Inspiration Paved Way 

          Alex Rene was born Alex Buncy in Cleveland and picked up his first saxophone in a school band when he was in seventh grade.

          “My father was a violinist,” he says, “and he had a gypsy orchestra, but he couldn’t afford to buy me lessons.”

* * *

WHAT GOT him playing was the encouragement of his high school band director. He let Alex sit in on the school’s dance band, the sixth saxophonist in a five-man section.

          “I owe a great deal to him,” Alex says. “He kept me at it. Once I didn’t go to an open house the band was playing for because I didn’t think I mattered.
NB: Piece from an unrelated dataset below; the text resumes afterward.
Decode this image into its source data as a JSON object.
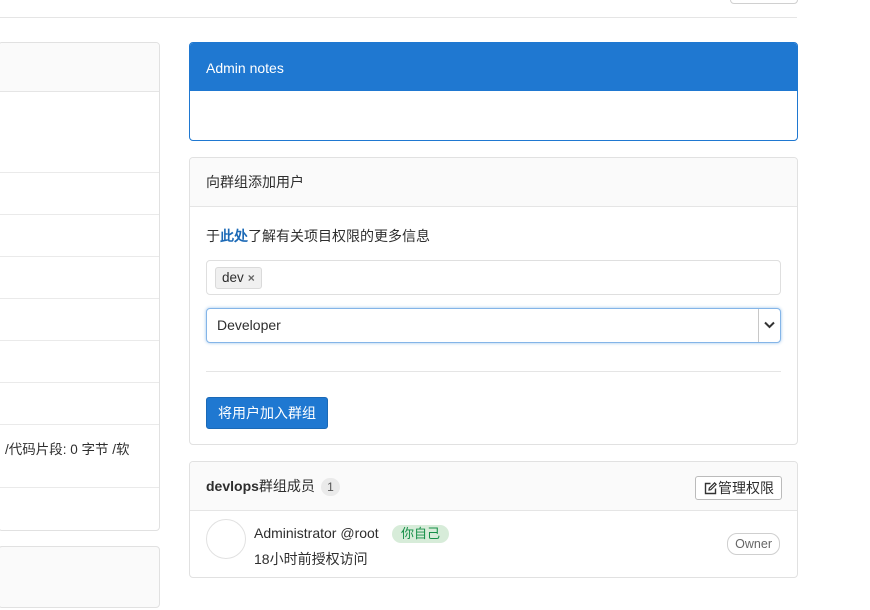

The next time the director asked me where I’d been. After that, I went along on all the band’s dates.”

          First thing Alex bought when he got a job after high school was a saxophone. He watched big bands at the Avalon Ballroom and once went to see the Glenn Miller Band six nights straight at a boat show.

          He worked first at an organ company, then as a timekeeper and finally as a musical instrument repairman. That got him his present job at an Allentown music store.

* * *

“I WALKED in there looking for pads for my saxophone keys,” he says, “and when they heard I fixed instruments, they didn’t want to let me go.

          “I made up the name Rene in high school. I haven’t got an ounce of French blood in me, but Buncy never had a musical ring to it.”

* * * * *

IN THE PHOTOS: Lower left, Alex Rene by himself. Upper right, Alex Rene, second from left, and his orchestra, from left, singer Darlene Kolek, saxophonists Jeff Gaeth, Gary Krajewski, Dave Pilecki, Mike Mulawka and Bob Guiseppetti. Second row, trombonists Jim Milrow, bassist Jim Goerss, drummer Andy Ziemba and trumpeters Patrick Kolek, Bob Franasiak and Tom Skinner. (Text then is garbled – blame the linotype operator. Other names are Mike Heuer and Art Cassata, but it’s not clear where they’re standing.)

* * * * *

FOOTNOTE: On the front page of the website alexrenebigband.com, a message reads: “It is with great sadness that we announce the passing of Alex Rene Jan. 1, 2021. Alex was a unique person. He lived to make people happy – with music, a smile, a handshake or a rotten joke. He loved his family, his big band, the Herschell Carrousel Factory Museum and the Cleveland Browns. Both his band and the museum were special to him. They allowed people to relive cheerful memories from their past and to make happy memories to carry into the future. Each also connected Alex with seniors, youngsters and children, whom he could give a little extra attention.”

          There’s also a link to his Death Notice, which reveals that he was Alex Buncy Jr., that he was a volunteer at the carrousel factory museum and had worked for many years fixing music instruments at McClennan Music House.

Elsewhere we learn that he retired from that job in 2010 and that he was still leading his band, playing summer park concerts and other events. Now 18 pieces, its last date apparently was an outdoor performance July 15, 2020, at the Town of Tonawanda aquatic center. It also can be seen and heard on YouTube.